With my Healthy May eating plan, I’ve been trying not to have the mentality that I need to replace the things that I used to eat with a version that fits the criteria of this plan, but rather change my mindset altogether. I would love to get to a place where I prefer not to eat many grains. I know I will go back to eating some grains, but I hope I can eat fewer of them!
This recipe is an exception, though. We love granola – I love it as cereal with fruit and almond milk, and Todd also loves it with yogurt and fruit. Eating grain-free granola provides the right kind of fat, plus protein, without the extra carbs.
(Just fyi, if you want a traditional granola, this recipe is my favorite – it is gluten free, but not grain free or sugar free. Truthfully I should think of it more as dessert! ;))

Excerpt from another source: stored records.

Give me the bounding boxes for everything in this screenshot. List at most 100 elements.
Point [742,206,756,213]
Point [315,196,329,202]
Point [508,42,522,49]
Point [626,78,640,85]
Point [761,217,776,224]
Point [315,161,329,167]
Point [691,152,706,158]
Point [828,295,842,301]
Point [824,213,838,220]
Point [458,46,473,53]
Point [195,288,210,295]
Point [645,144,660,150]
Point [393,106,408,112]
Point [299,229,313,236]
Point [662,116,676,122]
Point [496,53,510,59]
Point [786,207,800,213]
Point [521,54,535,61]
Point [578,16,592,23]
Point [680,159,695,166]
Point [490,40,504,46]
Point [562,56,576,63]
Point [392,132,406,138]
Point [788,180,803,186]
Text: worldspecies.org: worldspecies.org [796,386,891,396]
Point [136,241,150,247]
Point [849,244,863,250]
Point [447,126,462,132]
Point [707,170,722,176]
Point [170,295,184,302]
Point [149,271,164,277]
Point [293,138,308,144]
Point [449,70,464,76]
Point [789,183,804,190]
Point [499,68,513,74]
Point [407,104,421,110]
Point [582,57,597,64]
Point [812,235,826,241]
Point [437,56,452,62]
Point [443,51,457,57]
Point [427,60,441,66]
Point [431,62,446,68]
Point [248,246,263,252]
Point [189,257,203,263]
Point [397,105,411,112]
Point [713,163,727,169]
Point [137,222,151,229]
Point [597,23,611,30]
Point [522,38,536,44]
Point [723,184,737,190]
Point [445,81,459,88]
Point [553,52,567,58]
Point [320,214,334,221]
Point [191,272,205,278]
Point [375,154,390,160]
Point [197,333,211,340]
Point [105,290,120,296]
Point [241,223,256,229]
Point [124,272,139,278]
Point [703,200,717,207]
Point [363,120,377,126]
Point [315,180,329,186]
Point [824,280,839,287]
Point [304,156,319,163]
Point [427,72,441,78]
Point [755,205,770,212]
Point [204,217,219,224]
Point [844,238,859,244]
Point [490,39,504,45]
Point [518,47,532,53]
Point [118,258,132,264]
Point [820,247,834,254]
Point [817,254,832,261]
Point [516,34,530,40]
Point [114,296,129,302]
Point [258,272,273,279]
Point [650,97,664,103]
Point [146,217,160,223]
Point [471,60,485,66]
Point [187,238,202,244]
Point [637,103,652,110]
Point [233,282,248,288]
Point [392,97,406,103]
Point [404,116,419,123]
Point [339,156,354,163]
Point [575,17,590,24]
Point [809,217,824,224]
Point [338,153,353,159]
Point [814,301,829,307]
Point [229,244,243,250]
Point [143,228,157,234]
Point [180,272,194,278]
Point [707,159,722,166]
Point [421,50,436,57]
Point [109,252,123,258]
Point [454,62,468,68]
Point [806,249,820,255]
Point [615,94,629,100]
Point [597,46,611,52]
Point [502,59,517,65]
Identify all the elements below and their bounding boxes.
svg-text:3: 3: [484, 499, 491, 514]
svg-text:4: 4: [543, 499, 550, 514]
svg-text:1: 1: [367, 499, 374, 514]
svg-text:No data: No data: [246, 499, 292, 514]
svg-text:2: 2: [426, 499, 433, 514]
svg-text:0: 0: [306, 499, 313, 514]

I bought some fresh-picked strawberries from a local farm and knew they would be delicious with granola in the mornings. So I did some research, compared recipes, and found this one from Satisfying Eats blog. I used the basics of her recipe, then came up with my own version. My recipe is below! It is not nearly as sweet as traditional granola, but it is very satisfying and we love it!
Grain-Free, Sugar-Free Granola
- 1 c. raw pecans, chopped
- 1/2 c. sliced raw almonds
- 1/2 c. sunflower seeds, unsalted
- 1 1/4 c. unsweetened coconut
- 1/2 c. raw walnuts, chopped
- 2 egg whites
- 1/8 tsp stevia powder
- 1 1/2 tsp vanilla extract
- 3/4 tsp cinnamon
- 3/4 tsp pumpkin pie spice
Line a large, rimmed baking sheet with parchment paper. Preheat oven to 250.
Mix all of the nuts, seeds, and coconut in a large bowl.
In a stand mixer, or by hand, whisk the egg whites until soft peaks form. Add the stevia, vanilla, and spices to the egg whites and gently fold together.
Fold the egg white mixture into the nut mixture until it is well incorporated. Spread out onto the lined baking pan.
Bake for an hour total, stirring every 12 minutes. Let sit on the pan to cool, then store in an airtight container. Enjoy!